I mean, that was really cool with the first video game. It was actuallyone of the WCW ones that sucked, Backstage Assault!!! It was a terrible game, but Three Count was in that somehow. Uh, so that was the first one. That was pretty cool. And then, you know, when I got into WWE and the merch, the merch started doing really well with the Hurricane. So, uh, when the video games came and everything, that was, that was pretty awesome. I know at one time when my Jakks figure came out as the Hurricane, uh, somebody from Jakks called me and he was their best selling action figure of all the time. Cause they kind of crossed over with superheroes as well. Like the kids that didn’t even know wrestling would see the superhero guy and buy it. So that’s cool. Yeah. So I mean, but I think a Cena ended up beating it a couple of years later, but which is totally cool with the fact that I was even in that conversation for me was awesome.
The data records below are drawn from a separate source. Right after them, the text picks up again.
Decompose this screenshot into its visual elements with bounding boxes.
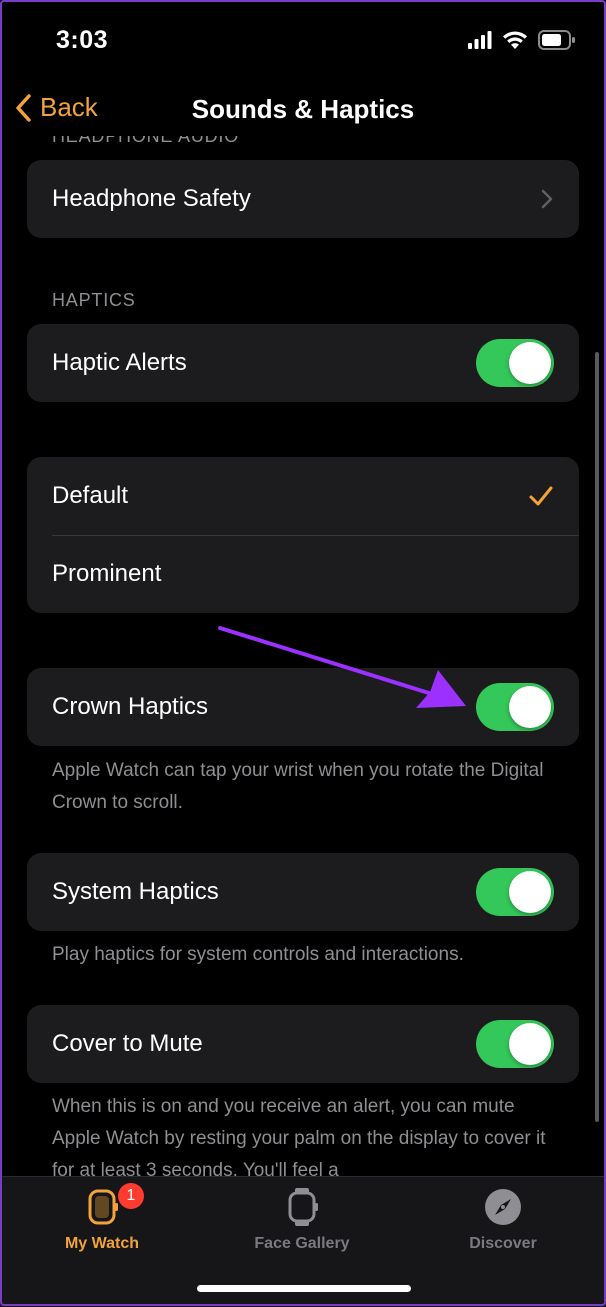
haptic-alerts-row: Haptic Alerts bbox=[27, 324, 579, 402]
notification-badge: 1 bbox=[118, 1183, 144, 1209]
status-time: 3:03 bbox=[56, 26, 109, 54]
option-prominent-label: Prominent bbox=[52, 560, 162, 587]
status-icons bbox=[468, 28, 576, 52]
home-indicator[interactable] bbox=[197, 1285, 411, 1292]
haptic-alerts-label: Haptic Alerts bbox=[52, 349, 187, 376]
tab-label: My Watch bbox=[64, 1235, 140, 1252]
my-watch-icon bbox=[88, 1189, 118, 1225]
tab-label: Discover bbox=[469, 1235, 537, 1252]
cover-to-mute-label: Cover to Mute bbox=[52, 1030, 203, 1057]
headphone-safety-row[interactable]: Headphone Safety bbox=[27, 160, 579, 238]
tab-face-gallery[interactable]: Face Gallery bbox=[212, 1185, 392, 1253]
navigation-bar: Back Sounds & Haptics bbox=[0, 80, 606, 136]
option-default-row[interactable]: Default bbox=[27, 457, 579, 535]
battery-icon bbox=[538, 30, 575, 50]
haptic-alerts-group: Haptic Alerts bbox=[27, 324, 579, 402]
toggle-knob bbox=[509, 871, 551, 913]
cover-to-mute-row: Cover to Mute bbox=[27, 1005, 579, 1083]
scrollbar[interactable] bbox=[595, 352, 599, 1122]
section-header-haptics: HAPTICS bbox=[52, 290, 136, 310]
crown-haptics-toggle[interactable] bbox=[476, 683, 554, 731]
cover-to-mute-group: Cover to Mute bbox=[27, 1005, 579, 1083]
headphone-group: Headphone Safety bbox=[27, 160, 579, 238]
page-title: Sounds & Haptics bbox=[191, 94, 415, 124]
watch-face-icon bbox=[288, 1188, 318, 1226]
headphone-safety-label: Headphone Safety bbox=[52, 185, 251, 212]
tab-discover[interactable]: Discover bbox=[413, 1185, 593, 1253]
option-default-label: Default bbox=[52, 482, 129, 509]
toggle-knob bbox=[509, 1023, 551, 1065]
cellular-signal-icon bbox=[468, 31, 492, 49]
tab-label: Face Gallery bbox=[254, 1235, 350, 1252]
toggle-knob bbox=[509, 342, 551, 384]
system-haptics-toggle[interactable] bbox=[476, 868, 554, 916]
wifi-icon bbox=[503, 31, 527, 49]
haptic-style-group: Default Prominent bbox=[27, 457, 579, 613]
cover-to-mute-footer: When this is on and you receive an alert… bbox=[52, 1096, 546, 1176]
system-haptics-label: System Haptics bbox=[52, 878, 219, 905]
checkmark-icon bbox=[529, 486, 553, 506]
system-haptics-group: System Haptics bbox=[27, 853, 579, 931]
system-haptics-row: System Haptics bbox=[27, 853, 579, 931]
option-prominent-row[interactable]: Prominent bbox=[27, 535, 579, 613]
toggle-knob bbox=[509, 686, 551, 728]
compass-icon bbox=[485, 1189, 521, 1225]
chevron-right-icon bbox=[541, 189, 553, 209]
crown-haptics-footer: Apple Watch can tap your wrist when you … bbox=[52, 760, 544, 813]
annotation-arrow bbox=[218, 626, 466, 708]
system-haptics-footer: Play haptics for system controls and int… bbox=[52, 944, 464, 965]
haptic-alerts-toggle[interactable] bbox=[476, 339, 554, 387]
cover-to-mute-toggle[interactable] bbox=[476, 1020, 554, 1068]
tab-my-watch[interactable]: 1 My Watch bbox=[12, 1183, 192, 1253]
section-header-headphone-audio: HEADPHONE AUDIO bbox=[52, 136, 240, 146]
When I went back to WWE had just started me back as a producer, I wasn’t even still an employee. I never really even got to employee status there. So, uh, but I’m doing the producing thing. They got me going out to San Diego comic con and uh, cause I’m a producer 24 seven segment with R-Truth. And then I ended up being in the segment as hurricane, he told me to take the outfit and I was like, okay, but on the, on a plane flight there, I know we flew through Phoenix and then Phoenix to San Diego. When I’m on the plane about to take off, I’m getting all these tweets about the Mattel booth at the San Diego comic con has put up images of the Hurricane action figure. I didn’t even know they were doing it. And so, and I like fans are so good about making things, images, you know, Photoshop and all of that.

I didn’t know if it was legit. So now this whole ride and it wasn’t a long ride, but it was like an hour and a half. I’m like, man, did they make an Action Figure up for me? Why would they tell me? You know? And so I get to San Diego and I find out it’s legit. And we, we got to go to the con to kinda, uh, check out the scene, where are we going to fill them at? And I go to the booth and was like, Oh, you should have told us you were coming. And I’m like, y’all are. Tell me y’all were making one.